Unfortunately the full catalogue of Warpspawn is no longer available. A total of five Yahoo Groups and Google Groups existed for hosting some of the files, and both those sites are long gone now. Some fan-made(!) materials posted by others are also no longer available or can only be found via archive.org.
In short this was yet another deep rabbithole of early www for me to get lost into. I can't imagine something like Warpspawn happening in 2022. If someone tried something like that now it would be all based on trying to farm clicks and crowdfunding and advertisments.
If the games are any good? I have no idea. But I like the primitive graphics, for those games where there even are graphics. It is all extremely lo-fi in a good way. Most games are just plain text in simple HTML documents. I piped all the rules through lynx -dump to get actual plain text text files and you can't beat the readability of that. Something like Warpspawn would be perfect to host om Geminispace, rulebooks as gemtext and a few image-links when necessary. Definitely putting some of their solo games on my to-play list. Maybe there are some games for more than one player that I can find an opponent for as well some day.

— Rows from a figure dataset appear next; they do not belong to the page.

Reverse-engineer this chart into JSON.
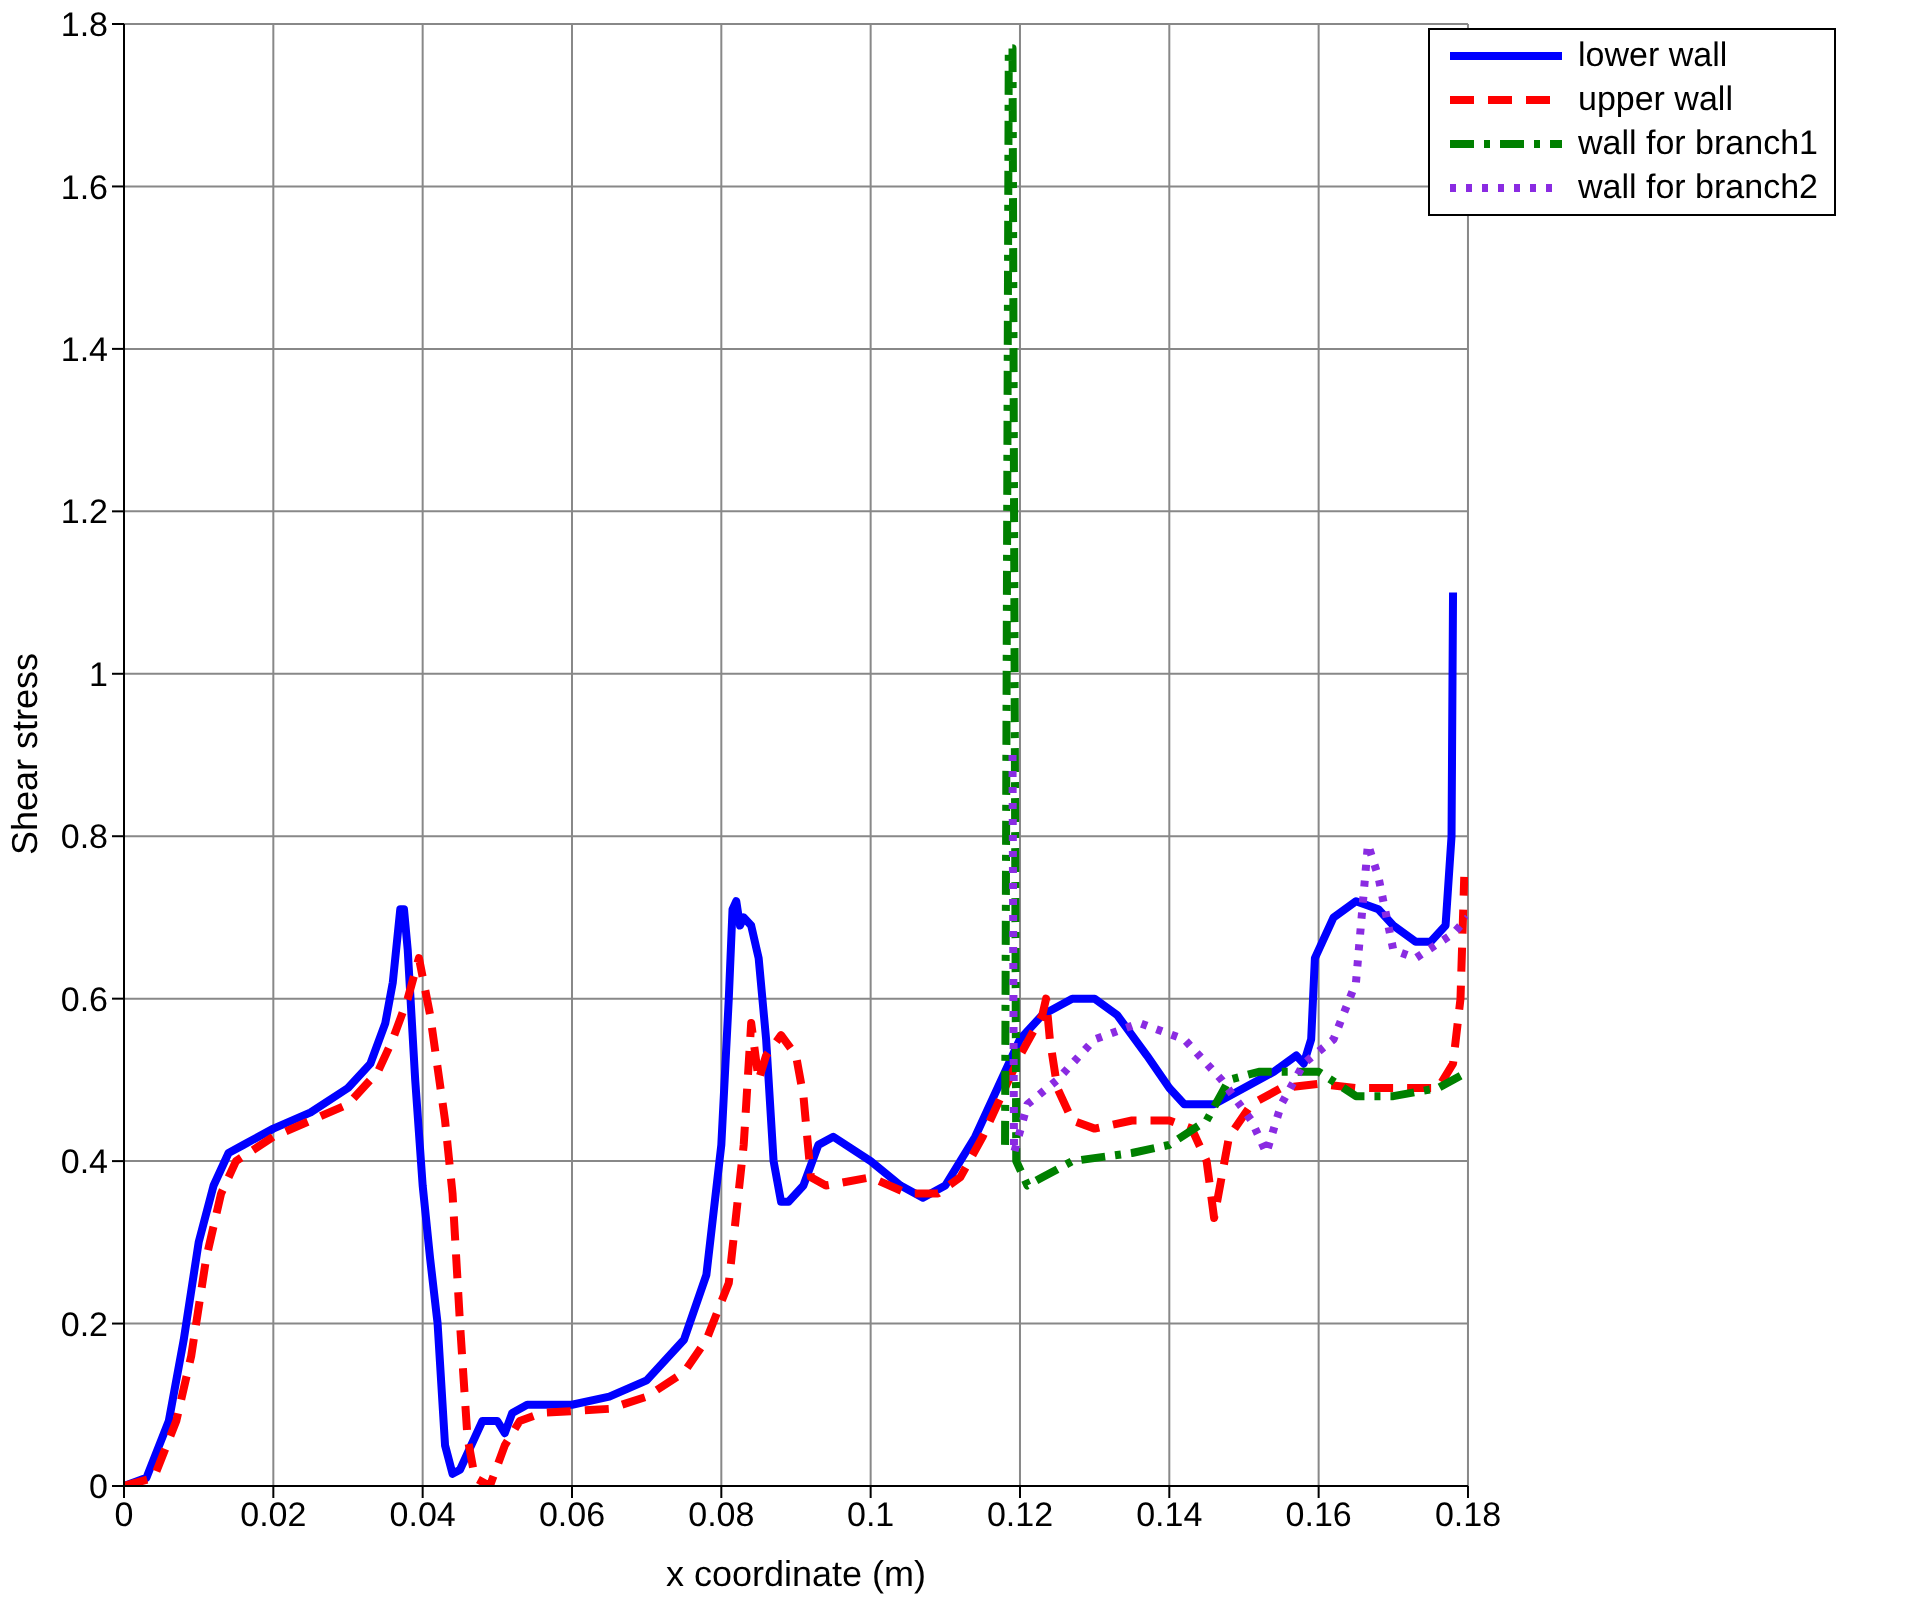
{
  "chart_data": {
    "type": "line",
    "xlabel": "x coordinate (m)",
    "ylabel": "Shear stress",
    "xlim": [
      0,
      0.18
    ],
    "xticks": [
      0,
      0.02,
      0.04,
      0.06,
      0.08,
      0.1,
      0.12,
      0.14,
      0.16,
      0.18
    ],
    "ylim": [
      0,
      1.8
    ],
    "yticks": [
      0,
      0.2,
      0.4,
      0.6,
      0.8,
      1,
      1.2,
      1.4,
      1.6,
      1.8
    ],
    "grid": true,
    "legend": "top right",
    "marker": "none",
    "series": [
      {
        "name": "lower wall",
        "color": "#0000ff",
        "line_style": "solid",
        "x": [
          0,
          0.003,
          0.006,
          0.008,
          0.01,
          0.012,
          0.014,
          0.016,
          0.02,
          0.025,
          0.03,
          0.033,
          0.035,
          0.036,
          0.037,
          0.0375,
          0.038,
          0.039,
          0.04,
          0.041,
          0.042,
          0.043,
          0.044,
          0.045,
          0.047,
          0.048,
          0.05,
          0.051,
          0.052,
          0.054,
          0.06,
          0.065,
          0.07,
          0.075,
          0.078,
          0.08,
          0.081,
          0.0815,
          0.082,
          0.0825,
          0.083,
          0.084,
          0.085,
          0.086,
          0.087,
          0.088,
          0.089,
          0.091,
          0.093,
          0.095,
          0.1,
          0.104,
          0.107,
          0.11,
          0.114,
          0.118,
          0.12,
          0.123,
          0.127,
          0.13,
          0.133,
          0.137,
          0.14,
          0.142,
          0.146,
          0.15,
          0.154,
          0.157,
          0.158,
          0.159,
          0.1595,
          0.162,
          0.165,
          0.168,
          0.17,
          0.173,
          0.175,
          0.177,
          0.1778,
          0.178
        ],
        "values": [
          0,
          0.01,
          0.08,
          0.18,
          0.3,
          0.37,
          0.41,
          0.42,
          0.44,
          0.46,
          0.49,
          0.52,
          0.57,
          0.62,
          0.71,
          0.71,
          0.66,
          0.5,
          0.37,
          0.28,
          0.2,
          0.05,
          0.015,
          0.02,
          0.06,
          0.08,
          0.08,
          0.065,
          0.09,
          0.1,
          0.1,
          0.11,
          0.13,
          0.18,
          0.26,
          0.42,
          0.6,
          0.71,
          0.72,
          0.69,
          0.7,
          0.69,
          0.65,
          0.55,
          0.4,
          0.35,
          0.35,
          0.37,
          0.42,
          0.43,
          0.4,
          0.37,
          0.355,
          0.37,
          0.43,
          0.51,
          0.55,
          0.58,
          0.6,
          0.6,
          0.58,
          0.53,
          0.49,
          0.47,
          0.47,
          0.49,
          0.51,
          0.53,
          0.52,
          0.55,
          0.65,
          0.7,
          0.72,
          0.71,
          0.69,
          0.67,
          0.67,
          0.69,
          0.8,
          1.1
        ]
      },
      {
        "name": "upper wall",
        "color": "#ff0000",
        "line_style": "dashed",
        "x": [
          0,
          0.004,
          0.007,
          0.009,
          0.011,
          0.013,
          0.015,
          0.02,
          0.025,
          0.03,
          0.034,
          0.036,
          0.038,
          0.0395,
          0.041,
          0.043,
          0.044,
          0.045,
          0.046,
          0.047,
          0.049,
          0.051,
          0.053,
          0.056,
          0.065,
          0.07,
          0.075,
          0.078,
          0.081,
          0.083,
          0.084,
          0.085,
          0.086,
          0.088,
          0.09,
          0.091,
          0.092,
          0.094,
          0.1,
          0.105,
          0.109,
          0.112,
          0.115,
          0.118,
          0.12,
          0.123,
          0.1235,
          0.124,
          0.125,
          0.127,
          0.13,
          0.135,
          0.14,
          0.143,
          0.145,
          0.146,
          0.147,
          0.148,
          0.151,
          0.155,
          0.16,
          0.165,
          0.17,
          0.176,
          0.178,
          0.179,
          0.1795
        ],
        "values": [
          0,
          0.01,
          0.08,
          0.16,
          0.28,
          0.36,
          0.4,
          0.43,
          0.45,
          0.47,
          0.51,
          0.55,
          0.6,
          0.65,
          0.58,
          0.45,
          0.36,
          0.2,
          0.06,
          0.01,
          0,
          0.05,
          0.08,
          0.09,
          0.095,
          0.11,
          0.14,
          0.18,
          0.25,
          0.42,
          0.57,
          0.5,
          0.53,
          0.555,
          0.53,
          0.48,
          0.38,
          0.37,
          0.38,
          0.36,
          0.36,
          0.38,
          0.43,
          0.49,
          0.53,
          0.58,
          0.6,
          0.55,
          0.49,
          0.45,
          0.44,
          0.45,
          0.45,
          0.44,
          0.4,
          0.33,
          0.38,
          0.43,
          0.47,
          0.49,
          0.495,
          0.49,
          0.49,
          0.49,
          0.52,
          0.6,
          0.75
        ]
      },
      {
        "name": "wall for branch1",
        "color": "#008000",
        "line_style": "dashdot",
        "x": [
          0.118,
          0.1185,
          0.119,
          0.1195,
          0.121,
          0.123,
          0.127,
          0.135,
          0.14,
          0.145,
          0.148,
          0.152,
          0.16,
          0.165,
          0.17,
          0.176,
          0.18
        ],
        "values": [
          0.42,
          1.77,
          1.77,
          0.4,
          0.37,
          0.38,
          0.4,
          0.41,
          0.42,
          0.45,
          0.5,
          0.51,
          0.51,
          0.48,
          0.48,
          0.49,
          0.51
        ]
      },
      {
        "name": "wall for branch2",
        "color": "#8a2be2",
        "line_style": "dotted",
        "x": [
          0.119,
          0.1192,
          0.121,
          0.125,
          0.13,
          0.136,
          0.142,
          0.147,
          0.151,
          0.153,
          0.155,
          0.158,
          0.162,
          0.165,
          0.1666,
          0.168,
          0.17,
          0.173,
          0.178,
          0.18
        ],
        "values": [
          0.9,
          0.41,
          0.47,
          0.5,
          0.55,
          0.57,
          0.55,
          0.5,
          0.45,
          0.41,
          0.47,
          0.52,
          0.55,
          0.62,
          0.79,
          0.75,
          0.66,
          0.65,
          0.68,
          0.7
        ]
      }
    ]
  }
}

Warpspawn: The Ultimate Toybox (BGG geeklist)
Lloyd Krassner also contributed to most issues of the CounterMoves Zine, a free online zine about games ("Small Games For Big Fun"; editor in chief a Tom Higgins) published 2001-2004. Six issues in total from what I can tell. Each issue contained a free game using the "CounterMoves Generic Microgame Engine (CGME)", dedicated to the public domain. The magazines themselves were published under the GNU Free Documentation License, later one of the more restrictive Creative Commons licenses (CC-BY-ND-NC, I think). It looks very much like Warpspawn, but not sure if the zine is connected to the publisher in other ways than that Krassner was involved. I suspect others were also involved in both projects and that the games included in the zine are related to the games published by Warpspawn.